Congressman Steve Knight (R-Palmdale) regularly voted to put health care out of reach for constituents. And now Republican leadership is gearing up for one more vote against the popular Affordable Care Act (ACA) before the 2018 midterms.
Rather than try once again to completely repeal the ACA, the House is preparing to vote on a bill that delays or repeals certain provisions in it.
According to the Hill, the bill would delay the ACA’s employer mandate policy, which went into effect in 2015. The provision requires companies with at least 100 workers to provide health insurance or pay a penalty. The Republican bill would suspend the penalty through 2019.
Further, the bill would change the definition of “full-time employee” from the current 30 hours per week up to 40 hours per week.
What would be the impact of the bill?
Health Care Voters, a nonprofit group, said in a statement that the bill will cause up to one million people to lose their health insurance.
“By increasing the requirement to be considered a ‘full-time employee,’ Republicans have found yet another way to sabotage Americans’ health care and make it clear they remain obsessed with trying to increase the number of uninsured workers,” said spokesperson Eduardo Silva.
Further, according to the nonpartisan Congressional Budget Office (CBO), this bill would cost more than $50 billion.
Knight has been a reliable voter for the Trump agenda — including attacks on health care — siding with the Trump-Paul Ryan agenda 99 percent of the time. He has a track record of being a dutiful “yes man” for Trump, especially on health care issues.
In 2017, Knight voted to gut the ACA and replace it with a Republican alternative that would have eliminated protections for individuals with pre-existing conditions, one of the most popular provisions in the law.
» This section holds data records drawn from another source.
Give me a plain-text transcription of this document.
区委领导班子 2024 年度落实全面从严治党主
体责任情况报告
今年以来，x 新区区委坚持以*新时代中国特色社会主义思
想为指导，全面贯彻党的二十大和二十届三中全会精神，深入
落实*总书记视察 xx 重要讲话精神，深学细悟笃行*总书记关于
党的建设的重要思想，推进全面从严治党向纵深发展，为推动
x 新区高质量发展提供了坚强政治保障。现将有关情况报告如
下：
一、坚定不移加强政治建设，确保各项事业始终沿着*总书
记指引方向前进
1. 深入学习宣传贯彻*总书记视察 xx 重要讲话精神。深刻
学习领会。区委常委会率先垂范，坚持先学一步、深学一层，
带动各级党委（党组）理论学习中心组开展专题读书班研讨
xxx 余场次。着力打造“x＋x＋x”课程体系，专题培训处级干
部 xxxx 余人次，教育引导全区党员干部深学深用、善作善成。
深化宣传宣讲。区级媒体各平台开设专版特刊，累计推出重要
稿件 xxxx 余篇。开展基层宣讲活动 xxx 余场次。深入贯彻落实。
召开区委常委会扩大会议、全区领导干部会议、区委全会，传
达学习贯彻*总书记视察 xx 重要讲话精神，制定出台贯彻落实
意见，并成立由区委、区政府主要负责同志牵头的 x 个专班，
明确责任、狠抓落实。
If Knight had his way, cancer patients, those suffering from asthma, and even pregnant women could have paid thousands more every year in health care costs.
Knight also supported a provision dubbed an “age tax” by the AARP. The provision would have increased costs for people aged 50-64 by up to thousands of dollars per year.
And while the bill under consideration this week would cause up to a million people to lose health insurance, the bill Knight wanted to make law would have caused 23 million people to lose health insurance.
Knight has relentlessly attacked access to affordable health care, and done so with no regrets.
In his district, Health Care Voters is teaming up with a local nonprofit, SoCal Healthcare Coalition, to educate voters about Knight’s record on health care.
“This desperate attempt to repeal our health care won’t go unnoticed by the millions of health care voters mobilizing across the country,” said Silva. “The American people won’t stand for these relentless attacks on our care, and the GOP should be ready to be held accountable come Election Day.”